IBM GRAF (Global High-Resolution Atmospheric Forecasting System; https://www.ibm.com/weather/industries/cross-industry/graf) is a forecasting system that uses mobile devices (e.g. smartphones) as a set of distributed sensors which increase the density of the measurements and improves the accuracy of prediction. They are particularly valuable in places where there is a lack of sensors and the predictions have poor quality.
Conclusion
A revolution in Edge AI computing has started. In this article, we distinguished three main challenges in this revolution:
Supply edge devices with enough computing power to run AI algorithms like DNNs;
Create libraries which provide the transfer of pretrained models to the edge devices and use them efficiently;
Provide a platform to ease managing, updating, and syncing the set of edge devices in a system-agnostic way.
Currently, in the market we can see two opposite directions of development of the ML on the edge which we will call: fat and thin edge devices.
The first one assumes that the edge devices should be autonomous and all potential predictions or decisions should be prepared on the device side with the reduction of time when a connection with the cloud is needed. This is a direction good for autonomous vehicles, intelligent wearable devices, and healthcare, but also for industrial companies for which the privacy of production data is crucial. The second direction is thin edge devices, which assumes tightly coupled cloud architecture, which means that the cloud will still provide the main role in processing new data.
Distinctions proposed in this article are examples of totally opposite directions. Rather than dividing the market, we should expect the development of hybrid solutions dedicated for fog computing and further for edge computing. The process of creation of the smart city architecture, increasing the number of intelligent vehicles, clothes, and other objects, may cause an increasing number of small data centers located close to the data sources.

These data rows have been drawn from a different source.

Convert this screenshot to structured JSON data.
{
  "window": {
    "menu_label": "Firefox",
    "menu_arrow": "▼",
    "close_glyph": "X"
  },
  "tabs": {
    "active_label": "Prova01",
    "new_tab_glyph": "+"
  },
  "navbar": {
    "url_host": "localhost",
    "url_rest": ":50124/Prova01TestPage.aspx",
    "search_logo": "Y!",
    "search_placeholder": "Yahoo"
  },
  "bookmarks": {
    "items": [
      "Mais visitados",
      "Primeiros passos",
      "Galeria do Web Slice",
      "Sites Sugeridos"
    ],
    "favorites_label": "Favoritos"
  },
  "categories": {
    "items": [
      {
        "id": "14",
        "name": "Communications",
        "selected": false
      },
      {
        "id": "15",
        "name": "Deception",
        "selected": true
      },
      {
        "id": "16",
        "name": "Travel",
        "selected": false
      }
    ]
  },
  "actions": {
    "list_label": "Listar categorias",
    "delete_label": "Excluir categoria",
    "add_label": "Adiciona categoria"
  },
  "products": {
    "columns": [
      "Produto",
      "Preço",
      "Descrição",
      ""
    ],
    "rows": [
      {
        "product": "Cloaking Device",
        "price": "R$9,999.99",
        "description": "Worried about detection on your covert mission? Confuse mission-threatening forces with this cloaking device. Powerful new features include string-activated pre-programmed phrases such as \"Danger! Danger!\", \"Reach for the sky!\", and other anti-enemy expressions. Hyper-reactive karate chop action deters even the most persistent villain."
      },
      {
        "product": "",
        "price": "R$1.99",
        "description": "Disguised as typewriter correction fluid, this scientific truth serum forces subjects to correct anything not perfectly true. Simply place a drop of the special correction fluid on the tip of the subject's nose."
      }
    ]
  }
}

Intel, Google, NVIDIA, Apple, and Samsung lead in hardware development and try to create rather the fat edge devices dedicated to fast analysis of video streams. On the other side, Facebook and Google create great software for high-performance deep learning inference and training. Currently, there are great tools for fast development and prototyping like TensorFlow and PyTorch, but deployment capabilities are limited. For instance, developers report many problems with running TensorFlow Lite on Raspberry Pi, but also other devices. At the same time, we are waiting for a solution from Facebook, their Caffe2Go. Finally, managing edge infrastructure is not easy, but platforms like EdgeX, AWS IoT Greengrass, or Google Cloud Edge help with that. Currently, many of them seem to support only thin edge devices by requiring the data to be sent from the edge device to the cloud in order to analyze and store them.
We should still observe changes in the market because many solutions (software and hardware) are still in beta or early development stage. We need to wait for the maturity of a whole edge computing ecosystem which will enable the deployment of AI models in business use cases such as Industry 4.0 and indoor localization, through ITS, finally to agriculture and healthcare applications.